Pertumbuhan tertinggi dicatatkan oleh PPh nonmigas lainnya yakni mencapai 45,03 persen, atau sebesar Rp50,96 miliar dibandingkan periode yang sama di 2014 yang waktu itu mencapai Rp35,14 miliar.

Pertumbuhan signifikan berikutnya dicatat oleh PPh Pasal 25/29 Orang Pribadi yakni 24,93 persen atau sebesar Rp3,8 triliun dibandingkan periode yang sama di 2014 sebesar Rp3,1 triliun yang dipicu oleh tingginya pelunasan Surat Ketetapan Pajak (SKP) dari upaya pencegahan dan penyanderaan.

Penyanderaan Hingga 26 Juni 2015, DJP telah memproses 329 usulan pencegahan dan 29 usulan penyanderaan terhadap penanggung pajak serta mencairkan utang pajak sebesar Rp15,75 miliar dari 17 penanggung pajak.

Sedangkan dari pelaksanaan penagihan, DJP dapat mencairkan utang pajak sebesar Rp11,52 miliar dari 13 penanggung pajak yang sebelumnya disandera (terkena 'gijzeling') dan saat ini telah dilepaskan.

Selain itu, penerimaan PPh Pasal 25/29 Badan juga mencatatkan pertumbuhan 18,12 persen, atau sebesar Rp99,91 triliun dibandingkan periode yang sama di 2014 sebesar Rp84,58 triliun yang dipicu oleh tingginya pelunasan PPh Pasal 29 dari sektor keuangan.
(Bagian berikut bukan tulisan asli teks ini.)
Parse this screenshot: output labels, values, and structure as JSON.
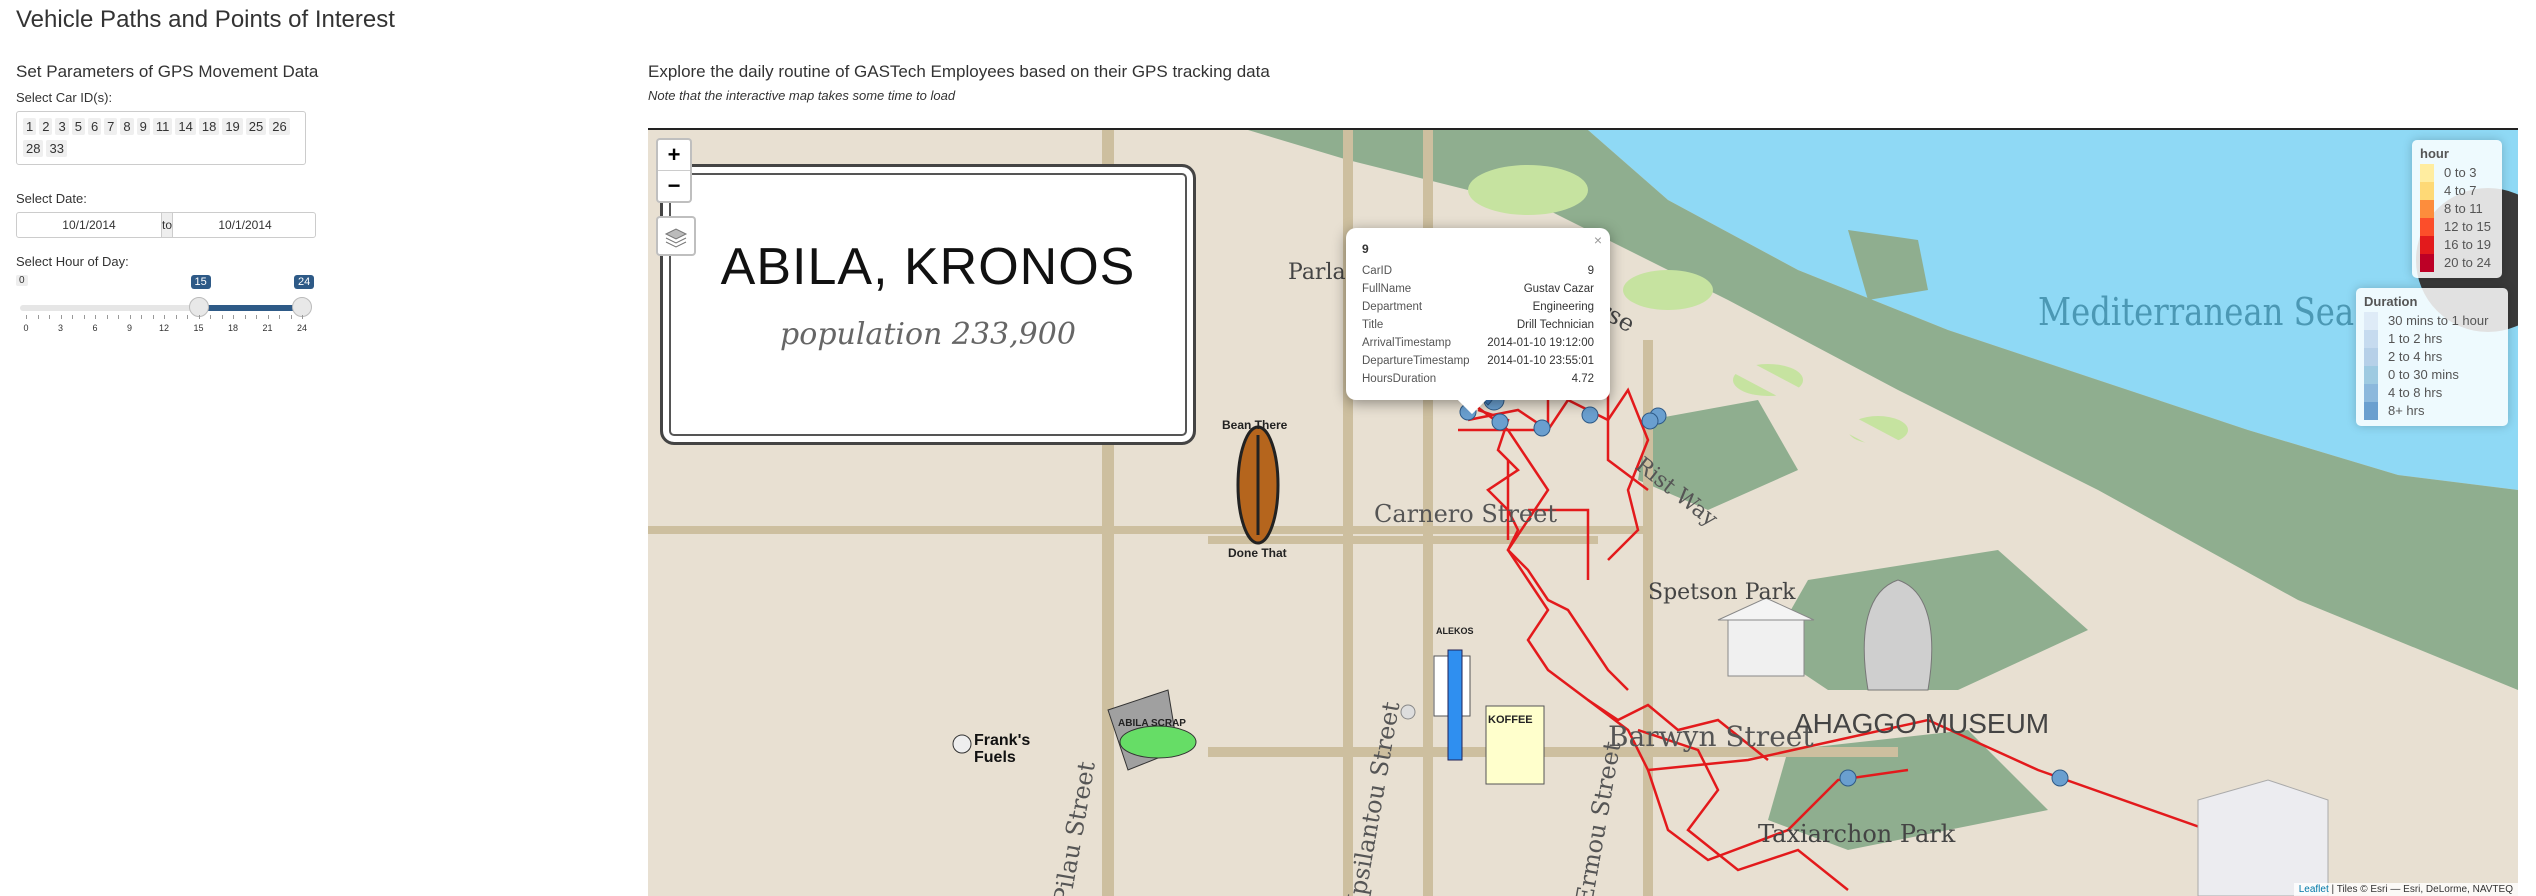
{
  "title": "Vehicle Paths and Points of Interest",
  "left": {
    "heading": "Set Parameters of GPS Movement Data",
    "car_label": "Select Car ID(s):",
    "car_ids": [
      "1",
      "2",
      "3",
      "5",
      "6",
      "7",
      "8",
      "9",
      "11",
      "14",
      "18",
      "19",
      "25",
      "26",
      "28",
      "33"
    ],
    "date_label": "Select Date:",
    "date_start": "10/1/2014",
    "date_to": "to",
    "date_end": "10/1/2014",
    "hour_label": "Select Hour of Day:",
    "hour_min": "0",
    "hour_from": "15",
    "hour_to": "24",
    "hour_range": [
      0,
      24
    ],
    "hour_selected": [
      15,
      24
    ],
    "tick_labels": [
      "0",
      "3",
      "6",
      "9",
      "12",
      "15",
      "18",
      "21",
      "24"
    ]
  },
  "right": {
    "heading": "Explore the daily routine of GASTech Employees based on their GPS tracking data",
    "note": "Note that the interactive map takes some time to load"
  },
  "map": {
    "zoom_in": "+",
    "zoom_out": "−",
    "banner_title": "ABILA, KRONOS",
    "banner_sub": "population 233,900",
    "sea_label": "Mediterranean Sea",
    "street_labels": {
      "carnero": "Carnero Street",
      "barwyn": "Barwyn Street",
      "rist": "Rist Way",
      "spetson": "Spetson Park",
      "taxiarchon": "Taxiarchon Park",
      "ahaggo": "AHAGGO MUSEUM",
      "course": "Golf Course",
      "pilau": "Pilau Street",
      "parla": "Parla",
      "ipsilantou": "Ipsilantou Street",
      "ermou": "Ermou Street",
      "beanthere1": "Bean There",
      "beanthere2": "Done That",
      "franks1": "Frank's",
      "franks2": "Fuels",
      "scrap": "ABILA SCRAP",
      "ouzeri": "KOFFEE",
      "kalami": "ALEKOS"
    },
    "popup": {
      "title": "9",
      "close": "×",
      "rows": [
        {
          "k": "CarID",
          "v": "9"
        },
        {
          "k": "FullName",
          "v": "Gustav Cazar"
        },
        {
          "k": "Department",
          "v": "Engineering"
        },
        {
          "k": "Title",
          "v": "Drill Technician"
        },
        {
          "k": "ArrivalTimestamp",
          "v": "2014-01-10 19:12:00"
        },
        {
          "k": "DepartureTimestamp",
          "v": "2014-01-10 23:55:01"
        },
        {
          "k": "HoursDuration",
          "v": "4.72"
        }
      ]
    },
    "legend_hour": {
      "title": "hour",
      "items": [
        {
          "label": "0 to 3",
          "color": "#ffeda0"
        },
        {
          "label": "4 to 7",
          "color": "#fed976"
        },
        {
          "label": "8 to 11",
          "color": "#fd8d3c"
        },
        {
          "label": "12 to 15",
          "color": "#fc4e2a"
        },
        {
          "label": "16 to 19",
          "color": "#e31a1c"
        },
        {
          "label": "20 to 24",
          "color": "#bd0026"
        }
      ]
    },
    "legend_duration": {
      "title": "Duration",
      "items": [
        {
          "label": "30 mins to 1 hour",
          "color": "#deebf7"
        },
        {
          "label": "1 to 2 hrs",
          "color": "#c6dbef"
        },
        {
          "label": "2 to 4 hrs",
          "color": "#b6d0e8"
        },
        {
          "label": "0 to 30 mins",
          "color": "#9ecae1"
        },
        {
          "label": "4 to 8 hrs",
          "color": "#8cb8dc"
        },
        {
          "label": "8+ hrs",
          "color": "#6a9fcf"
        }
      ]
    },
    "attribution_link": "Leaflet",
    "attribution_text": " | Tiles © Esri — Esri, DeLorme, NAVTEQ"
  }
}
Pertumbuhan tinggi selanjutnya dari PPh Final yakni 17,92 persen, atau sebesar Rp53,65 triliun dibandingkan periode yang sama di tahun 2014 sebesar Rp45,49 triliun yang didapat dari kebijakan pengenaan pajak atas penghasilan dari usaha yang diterima wajib pajak yang memiliki peredaran bruto tertentu.

DJP ikut mencatat pertumbuhan PPh Final berasal dari produk keuangan seperti bunga deposito serta penghasilan atas pengalihan hak atas tanah dan bangunan sebagai realisasi kebijakan penurunan loan to value ratio yang dikeluarkan oleh Bank Indonesia.

Pertumbuhan lainnya tercatat dari PPh Pasal 21 yaitu 16,29 persen, atau sebesar Rp69,1 triliun dibandingkan periode yang sama di tahun 2014 sebesar Rp59,38 triliun yang disebabkan oleh pembayaran pajak atas Tunjangan Hari Raya (THR) serta kenaikan Upah Minimum Provinsi (UMP).

Menguatnya dolar Pertumbuhan penerimaan dicatatkan oleh PPh Pasal 26 yakni 11,46 persen, atau sebesar Rp24,1 triliun dibandingkan periode yang sama di tahun 2014 sebesar Rp21,6 triliun yang disebabkan oleh kepatuhan wajib pajak luar negeri dan menguatnya nilai tukar dolar AS.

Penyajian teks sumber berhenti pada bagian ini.